Comte’s investment in Minimalism, as well as in the synchronized developments in Op Art and earlier methods of geometric abstraction, plays out in diverse and energized ways across her practice. Here she draws on hard-edge painting, a term originally coined in 1959 by art critics Peter Selz and Jules Langsner to describe work being produced in New York in the 1950s, to combine the interests which grow out her rural roots in the Swiss countryside with the principles of a traditionally urban Minimalism. Indeed, the organicism and playfulness of Comte’s practice is often interpreted as a push against the more serious undertones which had originally guided and defined the movement in its distinct detachment from sentimental, subjective, and natural sources of data or inspiration, whilst also remaining in firm alignment with its emphasis on thinking around form. 
 
The painting is composed of four sections, originally forming a circle, which have been reversed and repositioned so that the vertices which would have combined to form the circle’s center face outwards to compose its four corners. Originally a shaped canvas, the rearrangement of the circle’s four sections thus transforms the painting into what appears to be a normative rectangular configuration. According with Comte’s guidelines, the painting can be displayed at different angles. By experimenting with form in these ways, Comte, much like minimalist artists of the 1960s and early 70s, works across the line dividing painting and sculpture. Quarter Circle Painting is made using vinyl and tape techniques, and hand painting to produce a seemingly manufactured, typical hard-edge effect. Its extreme regularization, along with its proximity and flat application to the wall, further mimics gestures which sought to rethink and expand painting, often through the incorporation of the rear wall into the work. The computation of lines, patterns and grids in Comte’s practice can also be seen as inherited from this tradition, whilst at the same time falling in line with her personal interest in the codes and forms of data which exist organically in nature. She says: “I do really like to play with those geometric shapes; I try to give them a lot of humor and a lot of character.

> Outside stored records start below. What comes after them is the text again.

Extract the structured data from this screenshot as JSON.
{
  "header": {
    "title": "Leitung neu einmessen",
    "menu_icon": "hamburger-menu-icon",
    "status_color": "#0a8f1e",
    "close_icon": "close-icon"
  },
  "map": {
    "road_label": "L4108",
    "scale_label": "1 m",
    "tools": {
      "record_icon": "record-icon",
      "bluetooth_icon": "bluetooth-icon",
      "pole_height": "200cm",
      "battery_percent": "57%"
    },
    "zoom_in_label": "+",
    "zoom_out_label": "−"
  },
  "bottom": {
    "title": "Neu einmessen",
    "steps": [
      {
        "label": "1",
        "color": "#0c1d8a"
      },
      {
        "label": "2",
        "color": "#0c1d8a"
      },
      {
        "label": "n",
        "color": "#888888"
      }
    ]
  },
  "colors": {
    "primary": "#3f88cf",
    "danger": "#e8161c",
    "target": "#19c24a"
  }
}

In doing so, something strong and even funny occurs between the paintings, the wall, and the sculptural forms of my installations. It makes them alive.”[1] –Elsa Gray

[1] Conversation between Claudia Comte and Ursula Von Rydingsvard and Kara Rooney. Available at https://gladstonegallery.com/sites/default/files/CC_BrooklynRail_March2015.pdf
Claudia Comte,  was born  1983 in Switzerland. Her work is defined by her interest on the memory of materials and by a careful observation of how the hand relates to  different technologies.